Trop beau pour être vrai

Lorsque des données traitées étaient utilisées

“Le problème est que ces résultats étaient trop beaux pour être vrais”, a déclaré Shimron.

Les autres co-auteurs de l’étude sont Jonathan Tamir, professeur adjoint en génie électrique et informatique à l’Université du Texas à Austin, et Ke Wang, UC Berkeley Ph.D. étudiant dans le laboratoire de Lustig. Les chercheurs ont effectué d’autres checks pour démontrer les effets des fichiers d’images traités sur les algorithmes de reconstruction d’images.

Ils ont formé trois algorithmes de reconstruction d’images à l’aide de ces ensembles de données

a déclaré Shimron. “La différence est fortement corrélée à l’étendue du traitement des données.”

Des résultats “trop ​​optimistes”

Les chercheurs ont également étudié le risque potentiel d’utiliser des algorithmes pré-formés dans une configuration clinique.

a déclaré Shimron.”

Les images peuvent sembler excellentes, mais elles sont inexactes, ont déclaré les auteurs de l’étude. “Dans certains cas extrêmes, de petits détails cliniquement importants liés à la pathologie pourraient être complètement absents”, a déclaré Shimron.

les résultats ne peuvent pas être reproduits avec des données cliniques ou de scanner brutes. Ces résultats “trop ​​optimistes” révèlent le risque de traduire des algorithmes biaisés en pratique clinique, ont déclaré les chercheurs.

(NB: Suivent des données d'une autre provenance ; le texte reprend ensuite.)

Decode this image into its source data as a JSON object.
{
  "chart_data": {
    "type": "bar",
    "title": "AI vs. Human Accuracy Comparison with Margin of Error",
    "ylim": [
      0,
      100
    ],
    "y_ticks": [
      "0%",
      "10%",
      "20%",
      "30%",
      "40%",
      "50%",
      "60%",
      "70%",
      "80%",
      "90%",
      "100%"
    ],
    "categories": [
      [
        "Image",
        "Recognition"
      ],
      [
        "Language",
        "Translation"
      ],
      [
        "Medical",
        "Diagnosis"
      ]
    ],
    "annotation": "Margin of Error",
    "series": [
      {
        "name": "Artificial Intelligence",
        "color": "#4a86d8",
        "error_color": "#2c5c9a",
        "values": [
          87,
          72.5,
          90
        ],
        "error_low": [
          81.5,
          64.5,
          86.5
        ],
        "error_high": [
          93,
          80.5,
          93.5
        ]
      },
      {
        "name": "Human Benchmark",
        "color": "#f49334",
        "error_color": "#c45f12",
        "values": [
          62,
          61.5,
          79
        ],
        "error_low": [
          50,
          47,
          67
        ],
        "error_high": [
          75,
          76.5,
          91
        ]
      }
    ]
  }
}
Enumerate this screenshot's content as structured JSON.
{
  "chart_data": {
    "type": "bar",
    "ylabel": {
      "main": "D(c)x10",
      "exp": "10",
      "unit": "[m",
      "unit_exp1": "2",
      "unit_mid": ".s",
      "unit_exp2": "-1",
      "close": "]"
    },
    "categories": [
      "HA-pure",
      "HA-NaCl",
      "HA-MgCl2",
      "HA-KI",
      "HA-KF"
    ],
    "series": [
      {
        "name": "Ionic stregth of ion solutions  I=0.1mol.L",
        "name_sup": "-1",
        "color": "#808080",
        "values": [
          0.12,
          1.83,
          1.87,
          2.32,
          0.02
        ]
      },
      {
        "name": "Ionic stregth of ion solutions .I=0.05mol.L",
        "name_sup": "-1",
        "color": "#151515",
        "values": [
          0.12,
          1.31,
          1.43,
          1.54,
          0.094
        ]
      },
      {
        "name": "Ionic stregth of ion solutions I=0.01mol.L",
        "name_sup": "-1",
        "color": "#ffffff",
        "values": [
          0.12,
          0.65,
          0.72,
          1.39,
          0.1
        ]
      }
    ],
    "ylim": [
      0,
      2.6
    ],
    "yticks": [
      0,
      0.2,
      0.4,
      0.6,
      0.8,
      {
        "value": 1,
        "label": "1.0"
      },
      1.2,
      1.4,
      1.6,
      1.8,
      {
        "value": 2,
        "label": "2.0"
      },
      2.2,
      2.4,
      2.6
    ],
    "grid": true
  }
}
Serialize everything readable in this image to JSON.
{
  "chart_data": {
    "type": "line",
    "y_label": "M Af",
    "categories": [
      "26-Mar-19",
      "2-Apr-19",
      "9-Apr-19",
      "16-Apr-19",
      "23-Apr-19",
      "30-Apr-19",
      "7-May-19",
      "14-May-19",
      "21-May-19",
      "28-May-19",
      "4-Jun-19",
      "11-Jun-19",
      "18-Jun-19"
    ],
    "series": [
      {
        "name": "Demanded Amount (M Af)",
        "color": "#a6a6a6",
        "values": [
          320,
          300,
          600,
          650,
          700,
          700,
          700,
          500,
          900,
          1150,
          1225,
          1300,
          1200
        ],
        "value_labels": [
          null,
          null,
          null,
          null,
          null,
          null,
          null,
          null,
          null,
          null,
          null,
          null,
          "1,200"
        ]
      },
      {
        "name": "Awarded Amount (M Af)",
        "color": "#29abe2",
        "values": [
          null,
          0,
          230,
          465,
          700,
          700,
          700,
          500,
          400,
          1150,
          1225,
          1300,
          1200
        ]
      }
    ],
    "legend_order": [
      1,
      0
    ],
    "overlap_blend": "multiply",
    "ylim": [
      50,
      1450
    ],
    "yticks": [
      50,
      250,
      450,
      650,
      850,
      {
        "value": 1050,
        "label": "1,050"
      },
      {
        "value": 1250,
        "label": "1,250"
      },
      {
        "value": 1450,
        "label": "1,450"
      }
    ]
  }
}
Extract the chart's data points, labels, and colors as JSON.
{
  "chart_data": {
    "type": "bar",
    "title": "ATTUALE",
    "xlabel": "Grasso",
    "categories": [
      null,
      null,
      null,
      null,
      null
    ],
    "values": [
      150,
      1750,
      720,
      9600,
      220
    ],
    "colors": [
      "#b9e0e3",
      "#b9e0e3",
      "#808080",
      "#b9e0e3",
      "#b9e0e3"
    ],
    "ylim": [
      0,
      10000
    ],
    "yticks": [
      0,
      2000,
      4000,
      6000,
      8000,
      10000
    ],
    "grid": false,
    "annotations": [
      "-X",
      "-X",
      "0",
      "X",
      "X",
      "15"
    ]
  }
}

“Personne ne peut prédire remark ces méthodes fonctionneront dans la pratique clinique, et cela crée un obstacle à l’adoption clinique”, a déclaré Tamir, qui a obtenu son doctorat. en génie électrique et en informatique à l’UC Berkeley et était un ancien membre du laboratoire de Lustig. “Cela rend également difficile la comparaison de diverses méthodes concurrentes.”

Shimron a déclaré qu’il était significant de révéler de tels “délits de données”. Elle a déclaré que les conservateurs de données pourraient aider en fournissant une description complète sur leur web page Internet des techniques utilisées pour traiter les fichiers de leur ensemble de données. De as well as.

Le financement du National Institute of Biomedical Imaging and Bioengineering et du Countrywide Science Foundation Institute for Foundations of Equipment Learning a aidé à soutenir cette recherche.